Olivia shifted in her seat, trying not to squirm. It was plain even to her own eyes that she had been terrified, her body movements jerkily stiff. It was embarrassingly obvious, too, that she was clumsily trying to hide something in her right hand. In her left she held out the money, as if trying to coax a wily horse with lumps of sugar.
Job froze the image again, just, it seemed to Olivia, when she was at her most ungainly. ‘What were you thinking at this point, Ms Milton?’
Olivia shrugged. ‘I don’t know…that I needed to stop him before he injured the cashier, I suppose. Why, what should I have been thinking?’
The last bit came out snappier than she had intended, if his brief stillness was anything
to go by.
‘Any number of questions spring to mind. Where did the boy come from? You’ve said you didn’t see him actually arrive. So, did he walk? Get out of a car? Off the back of a motorcycle? The vital question is, is he alone, or does he have accomplices who may be armed, also?’
He tapped a finger as if on the head of her 3D image and she flinched, like he’d just stuck a pin into a voodoo doll.
‘At this point you are fixated on your one main target, Ms Milton. You are blind to your surroundings and have completely disregarded any other possible sources of danger—to yourself or the public.’
The tableau moved on again, while her blush scaled her cheeks and neck. It wouldn’t have been so bad if he’d been wrong…
He didn’t comment through her brief exchange with Trevor, and the boy’s grab for the money. Olivia watched herself bring the Taser up, holding the weapon out in front of her as if she was afraid of it. Afraid of what it might do. Pathetic, really.

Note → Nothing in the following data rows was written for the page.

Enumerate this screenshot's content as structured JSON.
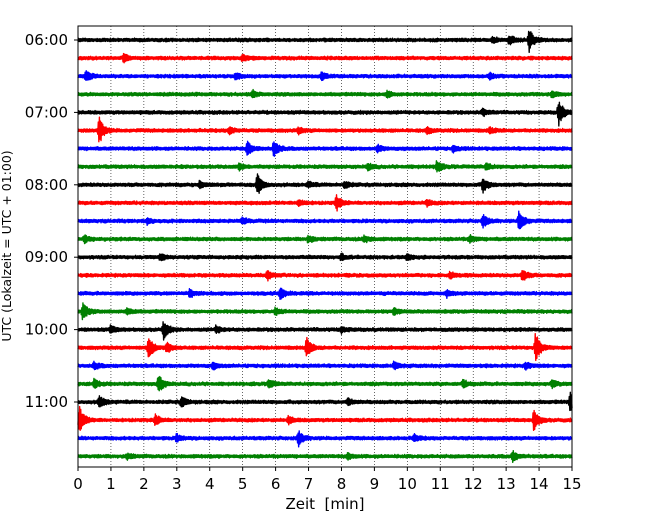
{
  "chart_data": {
    "type": "line",
    "title": "",
    "xlabel": "Zeit  [min]",
    "ylabel": "UTC (Lokalzeit = UTC + 01:00)",
    "xlim": [
      0,
      15
    ],
    "x_ticks": [
      "0",
      "1",
      "2",
      "3",
      "4",
      "5",
      "6",
      "7",
      "8",
      "9",
      "10",
      "11",
      "12",
      "13",
      "14",
      "15"
    ],
    "y_ticks": [
      "06:00",
      "07:00",
      "08:00",
      "09:00",
      "10:00",
      "11:00"
    ],
    "x_grid": "dotted vertical lines at each minute",
    "legend": "none",
    "colors": [
      "#000000",
      "#ff0000",
      "#0000ff",
      "#008000"
    ],
    "series": [
      {
        "start": "06:00",
        "color": "#000000",
        "events": [
          {
            "t": 13.7,
            "amp": 1.0
          },
          {
            "t": 13.1,
            "amp": 0.4
          },
          {
            "t": 12.6,
            "amp": 0.25
          }
        ]
      },
      {
        "start": "06:15",
        "color": "#ff0000",
        "events": [
          {
            "t": 1.4,
            "amp": 0.35
          },
          {
            "t": 5.0,
            "amp": 0.25
          }
        ]
      },
      {
        "start": "06:30",
        "color": "#0000ff",
        "events": [
          {
            "t": 0.25,
            "amp": 0.45
          },
          {
            "t": 4.8,
            "amp": 0.25
          },
          {
            "t": 7.4,
            "amp": 0.3
          },
          {
            "t": 12.5,
            "amp": 0.25
          }
        ]
      },
      {
        "start": "06:45",
        "color": "#008000",
        "events": [
          {
            "t": 5.3,
            "amp": 0.3
          },
          {
            "t": 9.4,
            "amp": 0.3
          },
          {
            "t": 14.4,
            "amp": 0.3
          }
        ]
      },
      {
        "start": "07:00",
        "color": "#000000",
        "events": [
          {
            "t": 14.6,
            "amp": 1.1
          },
          {
            "t": 12.3,
            "amp": 0.3
          }
        ]
      },
      {
        "start": "07:15",
        "color": "#ff0000",
        "events": [
          {
            "t": 0.65,
            "amp": 1.15
          },
          {
            "t": 4.6,
            "amp": 0.3
          },
          {
            "t": 6.7,
            "amp": 0.25
          },
          {
            "t": 10.6,
            "amp": 0.25
          },
          {
            "t": 12.5,
            "amp": 0.25
          }
        ]
      },
      {
        "start": "07:30",
        "color": "#0000ff",
        "events": [
          {
            "t": 5.15,
            "amp": 0.6
          },
          {
            "t": 5.95,
            "amp": 0.7
          },
          {
            "t": 9.1,
            "amp": 0.3
          },
          {
            "t": 11.4,
            "amp": 0.25
          }
        ]
      },
      {
        "start": "07:45",
        "color": "#008000",
        "events": [
          {
            "t": 4.9,
            "amp": 0.25
          },
          {
            "t": 8.8,
            "amp": 0.3
          },
          {
            "t": 10.9,
            "amp": 0.5
          },
          {
            "t": 12.4,
            "amp": 0.3
          }
        ]
      },
      {
        "start": "08:00",
        "color": "#000000",
        "events": [
          {
            "t": 5.45,
            "amp": 0.95
          },
          {
            "t": 12.3,
            "amp": 0.6
          },
          {
            "t": 3.7,
            "amp": 0.3
          },
          {
            "t": 8.1,
            "amp": 0.3
          },
          {
            "t": 7.0,
            "amp": 0.25
          }
        ]
      },
      {
        "start": "08:15",
        "color": "#ff0000",
        "events": [
          {
            "t": 7.85,
            "amp": 0.65
          },
          {
            "t": 6.7,
            "amp": 0.3
          },
          {
            "t": 10.6,
            "amp": 0.25
          }
        ]
      },
      {
        "start": "08:30",
        "color": "#0000ff",
        "events": [
          {
            "t": 13.4,
            "amp": 0.95
          },
          {
            "t": 12.3,
            "amp": 0.55
          },
          {
            "t": 2.1,
            "amp": 0.25
          },
          {
            "t": 5.0,
            "amp": 0.25
          }
        ]
      },
      {
        "start": "08:45",
        "color": "#008000",
        "events": [
          {
            "t": 0.2,
            "amp": 0.3
          },
          {
            "t": 7.0,
            "amp": 0.3
          },
          {
            "t": 8.7,
            "amp": 0.3
          },
          {
            "t": 11.9,
            "amp": 0.3
          }
        ]
      },
      {
        "start": "09:00",
        "color": "#000000",
        "events": [
          {
            "t": 2.5,
            "amp": 0.3
          },
          {
            "t": 8.0,
            "amp": 0.25
          },
          {
            "t": 10.0,
            "amp": 0.25
          }
        ]
      },
      {
        "start": "09:15",
        "color": "#ff0000",
        "events": [
          {
            "t": 5.75,
            "amp": 0.4
          },
          {
            "t": 13.5,
            "amp": 0.5
          },
          {
            "t": 11.3,
            "amp": 0.3
          }
        ]
      },
      {
        "start": "09:30",
        "color": "#0000ff",
        "events": [
          {
            "t": 6.15,
            "amp": 0.5
          },
          {
            "t": 3.4,
            "amp": 0.3
          },
          {
            "t": 11.2,
            "amp": 0.3
          }
        ]
      },
      {
        "start": "09:45",
        "color": "#008000",
        "events": [
          {
            "t": 0.15,
            "amp": 0.7
          },
          {
            "t": 1.5,
            "amp": 0.3
          },
          {
            "t": 6.0,
            "amp": 0.3
          },
          {
            "t": 9.6,
            "amp": 0.25
          }
        ]
      },
      {
        "start": "10:00",
        "color": "#000000",
        "events": [
          {
            "t": 2.6,
            "amp": 0.8
          },
          {
            "t": 1.0,
            "amp": 0.3
          },
          {
            "t": 4.2,
            "amp": 0.3
          },
          {
            "t": 8.0,
            "amp": 0.25
          }
        ]
      },
      {
        "start": "10:15",
        "color": "#ff0000",
        "events": [
          {
            "t": 2.15,
            "amp": 1.0
          },
          {
            "t": 2.7,
            "amp": 0.45
          },
          {
            "t": 6.95,
            "amp": 0.8
          },
          {
            "t": 13.9,
            "amp": 1.3
          }
        ]
      },
      {
        "start": "10:30",
        "color": "#0000ff",
        "events": [
          {
            "t": 0.5,
            "amp": 0.3
          },
          {
            "t": 4.1,
            "amp": 0.25
          },
          {
            "t": 9.6,
            "amp": 0.3
          },
          {
            "t": 13.6,
            "amp": 0.3
          }
        ]
      },
      {
        "start": "10:45",
        "color": "#008000",
        "events": [
          {
            "t": 2.45,
            "amp": 0.8
          },
          {
            "t": 0.5,
            "amp": 0.4
          },
          {
            "t": 5.8,
            "amp": 0.35
          },
          {
            "t": 11.7,
            "amp": 0.3
          },
          {
            "t": 14.4,
            "amp": 0.3
          }
        ]
      },
      {
        "start": "11:00",
        "color": "#000000",
        "events": [
          {
            "t": 0.65,
            "amp": 0.55
          },
          {
            "t": 3.15,
            "amp": 0.45
          },
          {
            "t": 14.95,
            "amp": 0.8
          },
          {
            "t": 8.2,
            "amp": 0.3
          }
        ]
      },
      {
        "start": "11:15",
        "color": "#ff0000",
        "events": [
          {
            "t": 0.05,
            "amp": 1.2
          },
          {
            "t": 2.35,
            "amp": 0.45
          },
          {
            "t": 13.85,
            "amp": 0.9
          },
          {
            "t": 6.4,
            "amp": 0.3
          }
        ]
      },
      {
        "start": "11:30",
        "color": "#0000ff",
        "events": [
          {
            "t": 6.7,
            "amp": 0.65
          },
          {
            "t": 3.0,
            "amp": 0.3
          },
          {
            "t": 10.2,
            "amp": 0.3
          }
        ]
      },
      {
        "start": "11:45",
        "color": "#008000",
        "events": [
          {
            "t": 13.2,
            "amp": 0.45
          },
          {
            "t": 1.5,
            "amp": 0.25
          },
          {
            "t": 8.2,
            "amp": 0.25
          }
        ]
      }
    ]
  }
}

At the time she’d been so certain that the boy had aimed his gun at her, that he’d been about to pull the trigger. Now she saw that he’d been trying to surrender it.
And she’d shot him anyway.
Job stopped the replay again. The projector juddered in protest. ‘If one of the legal scavengers decides to take this on, you may face charges for excessive force. Just as, before the firearm ban, you’d now be held on a manslaughter charge at the very least.’ He leaned closer, studying the weapon in her hand. ‘That’s a nice piece, but carry the standard-issue Taser in future.’
‘I’m told they’re not as good. Less range and power.’
‘That might be so, but they are also instantly recognisable, and impossible to mistake for anything else.’
‘I see,’ she murmured, but her voice must have told him that she didn’t.
He sighed. ‘You have a lot to learn, Ms Milton, but you have a great deal of potential, and if you’re prepared to stay for long enough, I can train you. But it’s not something you can pick up in six months or a year, and then move on. Not if you truly want to fulfill all that promise.’